À cet instant précis, tu redeviens la petit Pomme que tu étais alors, toute heureuse de m'accompagner quand j'allais chercher le pain à l'autre bout du village ; la petite Pomme qui me regardait avec toute l'admiration qu'une enfant peut ressentir pour son père ; celle qui criait mon nom en traversant la cour pour me sauter dans les bras quand je revenais de ma journée ; celle qui affirmait ne rien faire alors que je la retrouvais montée sur un fauteuil, face à la cheminée, dévorant la boîte de chocolat à l'orange, le visage barbouillé de brun, me regardant d'un air innocent ; celle qui aimait les noix que je lui faisait goûter mais refusait d'en goûter d'autres ; la petite Pomme qui revenait de l'école les poches pleines de cailloux et les genoux écorchés ; celle qui me racontait sa journée en prenant son en-cas du soir et me sermonnait quand je n'écoutais pas ; et celle qui attendait que je vienne la voir le soir, dans son petit lit, pour lui caresser le visage et lui conter une histoire, avant de fermer ses petits yeux fatigués et de sombrer dans le sommeil rêveur d'une petite fille de 6 ans.

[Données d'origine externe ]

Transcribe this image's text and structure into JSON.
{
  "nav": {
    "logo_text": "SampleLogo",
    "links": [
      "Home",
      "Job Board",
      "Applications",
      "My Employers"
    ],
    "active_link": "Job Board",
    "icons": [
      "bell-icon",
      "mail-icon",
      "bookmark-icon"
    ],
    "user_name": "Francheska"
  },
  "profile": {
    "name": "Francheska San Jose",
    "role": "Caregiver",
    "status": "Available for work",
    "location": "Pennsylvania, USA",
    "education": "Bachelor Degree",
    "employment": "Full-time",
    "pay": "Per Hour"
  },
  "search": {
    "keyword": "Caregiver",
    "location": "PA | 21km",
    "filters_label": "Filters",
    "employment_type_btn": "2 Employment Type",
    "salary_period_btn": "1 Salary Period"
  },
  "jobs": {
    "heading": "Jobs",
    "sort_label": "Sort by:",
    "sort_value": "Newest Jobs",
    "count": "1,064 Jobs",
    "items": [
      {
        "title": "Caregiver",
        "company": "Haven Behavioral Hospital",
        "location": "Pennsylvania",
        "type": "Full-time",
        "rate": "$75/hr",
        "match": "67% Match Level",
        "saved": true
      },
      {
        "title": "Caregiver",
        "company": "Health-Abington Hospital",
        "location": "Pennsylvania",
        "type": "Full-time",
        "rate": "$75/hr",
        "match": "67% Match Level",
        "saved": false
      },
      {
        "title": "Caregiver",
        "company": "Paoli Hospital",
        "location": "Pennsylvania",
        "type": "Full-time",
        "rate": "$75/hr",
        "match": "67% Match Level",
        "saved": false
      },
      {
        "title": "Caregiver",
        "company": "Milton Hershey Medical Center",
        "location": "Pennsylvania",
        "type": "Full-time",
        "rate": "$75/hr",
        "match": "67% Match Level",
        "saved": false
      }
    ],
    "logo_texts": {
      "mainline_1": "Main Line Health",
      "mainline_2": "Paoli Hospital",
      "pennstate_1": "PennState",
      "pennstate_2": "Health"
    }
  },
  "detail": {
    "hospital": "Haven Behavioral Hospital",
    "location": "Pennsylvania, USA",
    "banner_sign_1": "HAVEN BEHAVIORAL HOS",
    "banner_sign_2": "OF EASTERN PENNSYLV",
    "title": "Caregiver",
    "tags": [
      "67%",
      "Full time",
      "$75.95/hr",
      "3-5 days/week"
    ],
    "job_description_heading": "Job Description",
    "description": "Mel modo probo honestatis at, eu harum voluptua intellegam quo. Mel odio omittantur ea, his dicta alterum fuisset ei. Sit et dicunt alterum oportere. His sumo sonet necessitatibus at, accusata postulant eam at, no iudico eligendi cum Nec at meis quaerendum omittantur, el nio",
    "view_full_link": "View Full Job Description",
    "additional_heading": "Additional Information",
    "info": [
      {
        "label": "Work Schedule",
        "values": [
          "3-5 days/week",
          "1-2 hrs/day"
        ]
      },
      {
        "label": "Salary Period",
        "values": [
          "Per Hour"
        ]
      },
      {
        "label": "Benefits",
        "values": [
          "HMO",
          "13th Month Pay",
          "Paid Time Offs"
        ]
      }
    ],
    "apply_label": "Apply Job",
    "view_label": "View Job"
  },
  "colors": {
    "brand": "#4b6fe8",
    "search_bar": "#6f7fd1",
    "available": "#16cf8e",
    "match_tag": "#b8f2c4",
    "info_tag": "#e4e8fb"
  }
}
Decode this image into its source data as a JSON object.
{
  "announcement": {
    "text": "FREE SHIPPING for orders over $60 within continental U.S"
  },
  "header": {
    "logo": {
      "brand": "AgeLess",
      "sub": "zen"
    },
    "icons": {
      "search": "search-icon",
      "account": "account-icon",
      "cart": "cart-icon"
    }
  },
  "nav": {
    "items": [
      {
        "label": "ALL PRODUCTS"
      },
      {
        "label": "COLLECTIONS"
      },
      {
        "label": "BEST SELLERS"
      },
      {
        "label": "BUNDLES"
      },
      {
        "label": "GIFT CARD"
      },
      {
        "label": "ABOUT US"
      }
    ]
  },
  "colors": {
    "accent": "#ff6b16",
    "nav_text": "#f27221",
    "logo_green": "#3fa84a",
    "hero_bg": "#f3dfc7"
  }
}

Petite Pomme que tu étais, toujours joyeuse et soucieuse de faire bien, curieuse et passionnée, à présent tu me regardes avec des yeux déterminés, le visage grave tâché de terre, un sourire qui se veut rassurant mais qui me perce le cœur.

Ce n'est plus la petite fille que j'ai vu grandir qui se dresse devant moi. À présent, c'est une jeune fille, devenant femme, adulte sans l'être encore tout à fait.

Tu ressemble encore à une enfant, frêle, innocente et qui me paraît si fragile. Pourtant, tes yeux assombris par ce qu'ils ont vu, brillent d'une lueur nouvelle. Ton cœur n'est plus aussi pur et serein qu'il l'était alors. Brisé tant de fois, il s'est affermi et ne perd plus espoir.

Tu y crois encore, tu veux te battre. Et je ne peux rien faire pour t'en empêcher, bien que chaque cellule de mon corps me hurle de t'arrêter. Je suis obligé de me l'avouer : tu as grandi.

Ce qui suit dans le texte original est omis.